Once that barrier was broken, Kim looked for new challenges. She proceeded to train the first female team for the Pre-World Games held in Seoul, and coached her fledgling team into setting a new record, capturing all three medals in the competition.

Her Work

To describe Grandmaster Kim as solely a martial arts leader would paint an incomplete portrait. Just to look at her, you get a sense of overwhelming paradox. Here is a woman who looks like the reigning beauty queen of Korea, with a movie star's face and cascading curls, floating like a butterfly in a full-length, pink organza traditional dress. If you didn't know she occupied a status a quantum leap beyond the highest achievable martial arts degree, the eighth-degree black belt, you'd bet her sweet smile and demure manner could win her a Geisha of the Year award, not Instructor of the Year in the Tae Kwon Do Hall of Fame, which she just received this winter--an award given out only twice before in the history of the sport.

Not only does she run the impressive, 50,000-square-foot facility which houses the Jung SuWon training facility, she is also president of a rapidly-growing computer company. (A few years ago she had a dream about computers, and instructed one of her loyal black belts, Scott Salton, a young computer engineer, to launch a company for them. Today, Lighthouse Computers has 40 employees, sales in the millions and is gaining an edge over its competitors.)

When she enters the dojang, or training room in her studio where 100 people are assembled on a Monday evening, everyone stops to bow, then suddenly breaks into applause.
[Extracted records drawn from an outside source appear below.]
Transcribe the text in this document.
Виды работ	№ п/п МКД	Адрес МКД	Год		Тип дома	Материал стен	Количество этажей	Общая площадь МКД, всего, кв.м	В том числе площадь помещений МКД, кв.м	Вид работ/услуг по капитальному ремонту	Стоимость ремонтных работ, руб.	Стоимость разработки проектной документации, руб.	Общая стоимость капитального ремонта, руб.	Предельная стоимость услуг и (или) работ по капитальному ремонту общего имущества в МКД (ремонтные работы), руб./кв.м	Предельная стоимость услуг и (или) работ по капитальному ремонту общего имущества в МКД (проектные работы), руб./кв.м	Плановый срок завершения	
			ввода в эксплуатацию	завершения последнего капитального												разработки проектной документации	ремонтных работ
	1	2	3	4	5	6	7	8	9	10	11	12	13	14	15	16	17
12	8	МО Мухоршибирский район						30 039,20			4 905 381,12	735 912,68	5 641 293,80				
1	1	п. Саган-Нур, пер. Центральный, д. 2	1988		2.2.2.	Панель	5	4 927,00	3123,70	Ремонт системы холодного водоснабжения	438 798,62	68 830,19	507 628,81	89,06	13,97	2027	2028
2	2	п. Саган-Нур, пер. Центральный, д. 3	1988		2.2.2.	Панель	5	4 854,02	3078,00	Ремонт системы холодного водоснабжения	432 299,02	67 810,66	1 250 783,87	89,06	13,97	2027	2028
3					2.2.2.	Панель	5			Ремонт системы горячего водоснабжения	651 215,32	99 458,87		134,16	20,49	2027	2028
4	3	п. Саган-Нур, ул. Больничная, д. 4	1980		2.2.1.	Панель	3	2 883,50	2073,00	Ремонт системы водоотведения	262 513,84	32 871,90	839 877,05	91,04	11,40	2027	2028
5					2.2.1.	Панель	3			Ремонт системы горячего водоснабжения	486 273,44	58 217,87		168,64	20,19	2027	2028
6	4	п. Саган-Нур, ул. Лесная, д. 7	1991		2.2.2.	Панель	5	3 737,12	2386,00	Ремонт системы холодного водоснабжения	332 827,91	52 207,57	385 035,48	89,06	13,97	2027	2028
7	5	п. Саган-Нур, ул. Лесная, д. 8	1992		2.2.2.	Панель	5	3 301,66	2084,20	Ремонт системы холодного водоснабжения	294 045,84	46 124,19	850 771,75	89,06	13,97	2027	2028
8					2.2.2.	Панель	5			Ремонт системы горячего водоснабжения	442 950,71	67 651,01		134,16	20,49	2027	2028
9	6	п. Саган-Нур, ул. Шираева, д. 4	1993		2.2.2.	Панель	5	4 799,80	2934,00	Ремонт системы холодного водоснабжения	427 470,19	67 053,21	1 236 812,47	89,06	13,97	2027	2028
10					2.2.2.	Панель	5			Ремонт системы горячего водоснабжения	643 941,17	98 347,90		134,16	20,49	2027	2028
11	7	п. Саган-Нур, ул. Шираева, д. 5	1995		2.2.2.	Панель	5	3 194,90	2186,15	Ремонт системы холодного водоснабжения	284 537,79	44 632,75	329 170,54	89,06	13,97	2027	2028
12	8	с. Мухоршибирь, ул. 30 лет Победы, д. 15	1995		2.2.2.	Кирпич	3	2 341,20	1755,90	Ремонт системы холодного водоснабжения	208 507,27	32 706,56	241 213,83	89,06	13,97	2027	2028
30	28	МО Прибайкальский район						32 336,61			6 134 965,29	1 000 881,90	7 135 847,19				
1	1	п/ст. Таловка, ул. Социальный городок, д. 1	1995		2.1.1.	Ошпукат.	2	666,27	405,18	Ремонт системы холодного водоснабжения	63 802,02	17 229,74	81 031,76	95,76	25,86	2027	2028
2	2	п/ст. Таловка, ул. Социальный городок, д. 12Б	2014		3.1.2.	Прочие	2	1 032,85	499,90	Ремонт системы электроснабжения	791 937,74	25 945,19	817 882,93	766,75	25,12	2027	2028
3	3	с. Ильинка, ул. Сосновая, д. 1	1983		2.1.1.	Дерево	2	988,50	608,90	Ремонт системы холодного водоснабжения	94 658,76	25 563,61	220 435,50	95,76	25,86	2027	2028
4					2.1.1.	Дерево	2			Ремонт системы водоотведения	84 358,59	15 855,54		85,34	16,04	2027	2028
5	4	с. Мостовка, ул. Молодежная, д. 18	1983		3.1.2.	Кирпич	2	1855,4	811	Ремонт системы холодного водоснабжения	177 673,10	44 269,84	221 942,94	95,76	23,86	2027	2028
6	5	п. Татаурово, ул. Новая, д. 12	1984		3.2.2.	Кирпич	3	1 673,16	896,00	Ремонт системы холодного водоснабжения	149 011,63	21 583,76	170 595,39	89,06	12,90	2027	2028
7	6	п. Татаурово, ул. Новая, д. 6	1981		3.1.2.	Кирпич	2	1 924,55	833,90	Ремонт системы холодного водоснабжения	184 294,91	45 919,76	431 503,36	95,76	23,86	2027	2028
Instructors scramble--one for a microphone for Grandmaster, another to pound out a rhythm on a massive drum. As she accepts the microphone, she breaks into a song, looking like a karaoke singer in a lounge. Then everyone in the room joins in. They're all singing a favorite song--"We Are Part of the Universal Heart." They are genuinely in love with this woman, eager to show their loyalty, respect and achievement by belting out this song at the top of their lungs. Joyful faces, enraptured voices, Grandmaster moving around like a whirl of pink cotton candy--this is not your typical martial arts punch-and-kick studio.

I'm so dumbfounded by the spectacle before me, I begin to wonder exactly what she teaches. Every student in her presence is at once elated, disarmed, yet invincible. The room virtually crackles with a powerful, unified presence. It's a collective spirit but with a profound diversity--there are overweight women, children of every age, old men with cataract glasses, skin-and-bones young guys, a man in a wheelchair, a runaway teen, housewives and bankers. Hearing stories of how Kim's students capture gold, silver and bronze medals in overseas competitions, I expected to find a crack corps of elite, homogenous-looking "Bruce Lees," and instead I found a ragtag army of every shape and size. Here is a snapshot of the human race at its happiest, empowered physically, psychoemotionally and spiritually, recognizing in song each other's inner strength, uniqueness and interconnectedness. I asked her, "What are these people on?"